Image post-processing always comes at the risk of altering the image signal and information with potentially unpredictable consequences for subsequent analyses. This might be of interest when evaluating the iodine uptake of a lesion to differentiate benign from potentially malignant findings. Our CV analysis indicated that the applied artifact reduction approaches did not affect the overall signal homogeneity as no significant differences in CV were observed between the different reconstructions.

Various artifact reduction techniques have already been investigated for conventional energy-integrating CT systems and have shown similar beneficial results for several types of foreign materials such as dental hardware, hip implants, and dorsal instrumentation [7, 12, 23]. This does not only apply for iMAR techniques but also for high keV monoenergetic reconstructions that up until now could only be calculated with dual-energy EID-CT systems [9, 10, 25]. With the novel photon-counting detector technology, multispectral data is intrinsically acquired in every scan and can be used for advanced post-processing (iMAR and high keV monoenergetic reconstructions) whenever clinically necessary [13].

The following limitations need to be considered.
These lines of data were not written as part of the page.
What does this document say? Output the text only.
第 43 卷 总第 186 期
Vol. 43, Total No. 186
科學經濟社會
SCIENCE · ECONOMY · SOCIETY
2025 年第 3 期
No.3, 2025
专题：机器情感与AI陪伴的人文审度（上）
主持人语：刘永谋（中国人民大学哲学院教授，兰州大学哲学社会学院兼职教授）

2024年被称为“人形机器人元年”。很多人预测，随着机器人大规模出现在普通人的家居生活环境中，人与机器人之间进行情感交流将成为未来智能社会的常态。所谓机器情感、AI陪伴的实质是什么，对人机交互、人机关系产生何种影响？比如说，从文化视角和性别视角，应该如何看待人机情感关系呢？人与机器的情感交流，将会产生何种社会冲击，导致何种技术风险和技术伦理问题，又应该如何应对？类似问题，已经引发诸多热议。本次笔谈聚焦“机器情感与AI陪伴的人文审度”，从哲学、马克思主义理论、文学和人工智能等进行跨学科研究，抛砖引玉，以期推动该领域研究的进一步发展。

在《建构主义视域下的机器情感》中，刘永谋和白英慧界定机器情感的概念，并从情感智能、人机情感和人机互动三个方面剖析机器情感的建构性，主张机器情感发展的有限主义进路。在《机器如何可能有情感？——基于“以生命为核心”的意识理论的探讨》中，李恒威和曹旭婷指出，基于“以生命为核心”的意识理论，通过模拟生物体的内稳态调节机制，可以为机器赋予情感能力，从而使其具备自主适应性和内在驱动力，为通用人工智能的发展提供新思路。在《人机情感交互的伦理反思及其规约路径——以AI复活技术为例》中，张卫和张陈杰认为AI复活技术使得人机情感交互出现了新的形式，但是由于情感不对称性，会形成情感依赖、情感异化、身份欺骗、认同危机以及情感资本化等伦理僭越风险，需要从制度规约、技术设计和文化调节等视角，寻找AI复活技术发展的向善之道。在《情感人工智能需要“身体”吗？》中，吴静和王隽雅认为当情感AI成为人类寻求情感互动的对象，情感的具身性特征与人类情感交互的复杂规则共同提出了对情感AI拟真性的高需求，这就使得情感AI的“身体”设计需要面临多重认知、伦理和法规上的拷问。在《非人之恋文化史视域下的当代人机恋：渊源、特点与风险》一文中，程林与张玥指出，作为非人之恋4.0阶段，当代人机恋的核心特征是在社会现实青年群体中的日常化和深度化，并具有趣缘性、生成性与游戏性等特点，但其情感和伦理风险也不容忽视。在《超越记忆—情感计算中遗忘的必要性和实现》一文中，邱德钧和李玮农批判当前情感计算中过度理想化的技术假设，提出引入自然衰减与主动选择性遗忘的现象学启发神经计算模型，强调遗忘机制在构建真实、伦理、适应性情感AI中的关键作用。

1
First, we investigated a variety of different dental hardware (restorations, replacements, prostheses) without further information about the vendor and composition of the restorations and implants. Secondly, we included consecutive patients scheduled for a clinically indicated CT. Whether the different artifact reduction techniques allow for the detection of more clinically relevant findings than standard reconstruction and alter clinical decision-making needs to be investigated in more focused studies including patients with head and neck pathologies.

In conclusion, PCD-CT provides highly effective methods for metal artifact reduction and allows for a significant improvement of subjective and objective image quality with the potential to overcome current diagnostic challenges in patients with dental hardware.